The King's late mother the Queen had three dogs at the time of her death; Candy, the Queen’s last surviving dorgi – a cross between a dachshund and corgi – and corgis Muick and Sandy, which she was given by Prince Andrew and his daughters Eugenie and Beatrice after the death of Prince Phillip.

It’s believed that two of the late Queen’s loyal corgis remained by her side in the final hours of her life, and have since been taken in by one of her sons.

During the visit, the King met staff, students and barristers in Gray’s Inn Hall.

Many of the students are undertaking post-graduate studies in order to be called to the Bar, and some are recipients of scholarships from the Inn.

During his visit, the king was reunited with a portrait of himself that was painted more than 40 years ago. The picture by June Mendoza of the then Prince of Wales was completed in 1979.

It was commissioned to commemorate his appointment as Royal Bencher in 1975.

The chair in the portrait, which can still be seen on display in the Benchers’ Entrance, was made specially for a visit to the Inn by Queen Elizabeth II in 1956.

Charles was given an Inn tie as a gift and quipped that it was “the Inn thing”, adding: “Terribly helpful to have an extra one to choose from.”

Charles toured the gardens before meeting children from the local school based within the Society’s grounds, as well as garden staff, who gave him jars of honey.

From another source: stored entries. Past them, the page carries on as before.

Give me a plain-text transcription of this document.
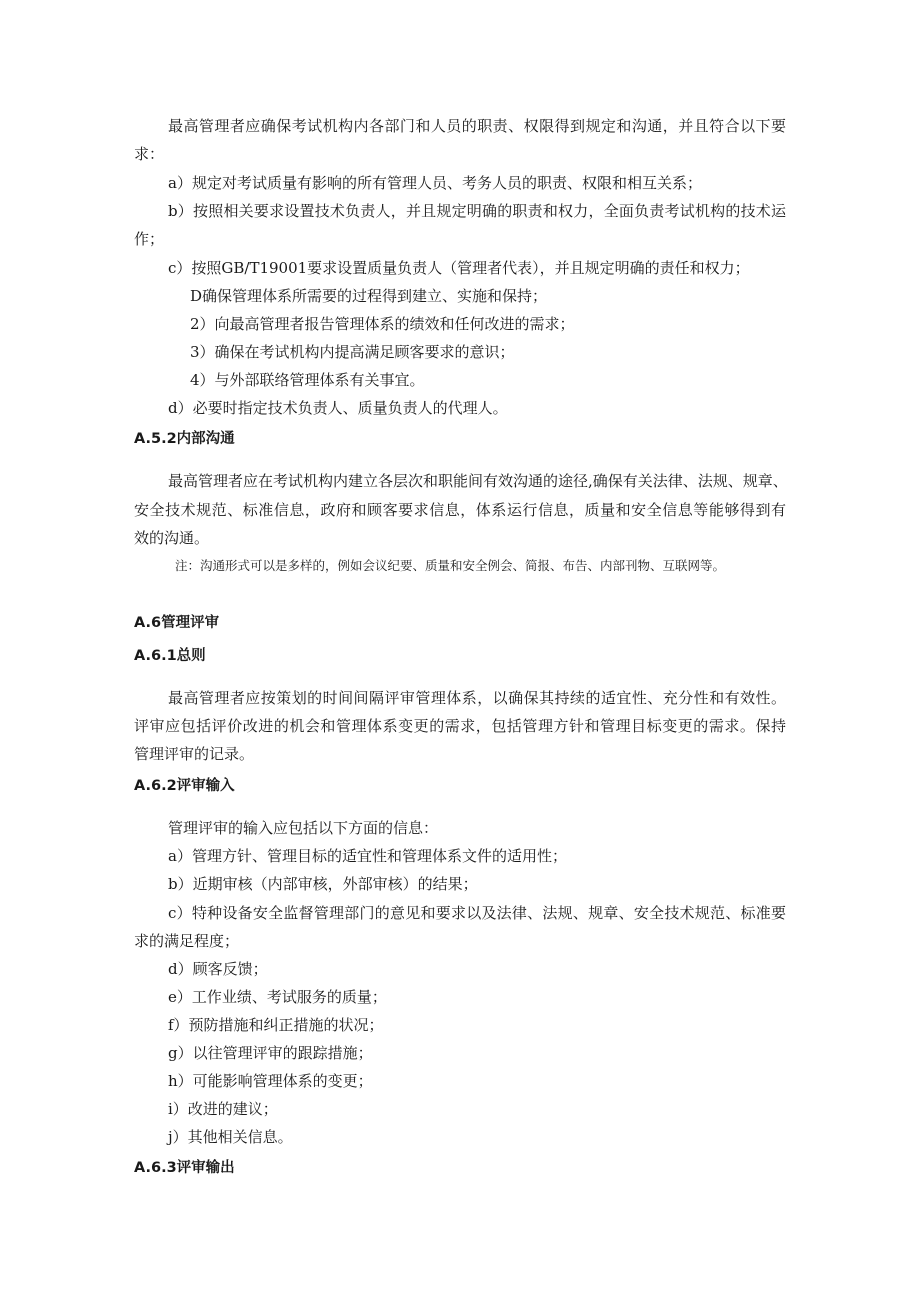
最高管理者应确保考试机构内各部门和人员的职责、权限得到规定和沟通，并且符合以下要
求：
a）规定对考试质量有影响的所有管理人员、考务人员的职责、权限和相互关系；
b）按照相关要求设置技术负责人，并且规定明确的职责和权力，全面负责考试机构的技术运
作；
c）按照GB/T19001要求设置质量负责人（管理者代表），并且规定明确的责任和权力；
D确保管理体系所需要的过程得到建立、实施和保持；
2）向最高管理者报告管理体系的绩效和任何改进的需求；
3）确保在考试机构内提高满足顾客要求的意识；
4）与外部联络管理体系有关事宜。
d）必要时指定技术负责人、质量负责人的代理人。
A.5.2内部沟通
最高管理者应在考试机构内建立各层次和职能间有效沟通的途径,确保有关法律、法规、规章、
安全技术规范、标准信息，政府和顾客要求信息，体系运行信息，质量和安全信息等能够得到有
效的沟通。
注：沟通形式可以是多样的，例如会议纪要、质量和安全例会、简报、布告、内部刊物、互联网等。
A.6管理评审
A.6.1总则
最高管理者应按策划的时间间隔评审管理体系，以确保其持续的适宜性、充分性和有效性。
评审应包括评价改进的机会和管理体系变更的需求，包括管理方针和管理目标变更的需求。保持
管理评审的记录。
A.6.2评审输入
管理评审的输入应包括以下方面的信息：
a）管理方针、管理目标的适宜性和管理体系文件的适用性；
b）近期审核（内部审核，外部审核）的结果；
c）特种设备安全监督管理部门的意见和要求以及法律、法规、规章、安全技术规范、标准要
求的满足程度；
d）顾客反馈；
e）工作业绩、考试服务的质量；
f）预防措施和纠正措施的状况；
g）以往管理评审的跟踪措施；
h）可能影响管理体系的变更；
i）改进的建议；
j）其他相关信息。
A.6.3评审输出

Gray’s Inn is one of the Inns of Court – the historic societies that have educated and trained barristers in England and Wales for more than 600 years.

Gray’s has an active membership of around 5,500, including around 300 student members at any one time.

The Inn exists to support, educate and develop its student members and to provide continuing professional development to its barrister members.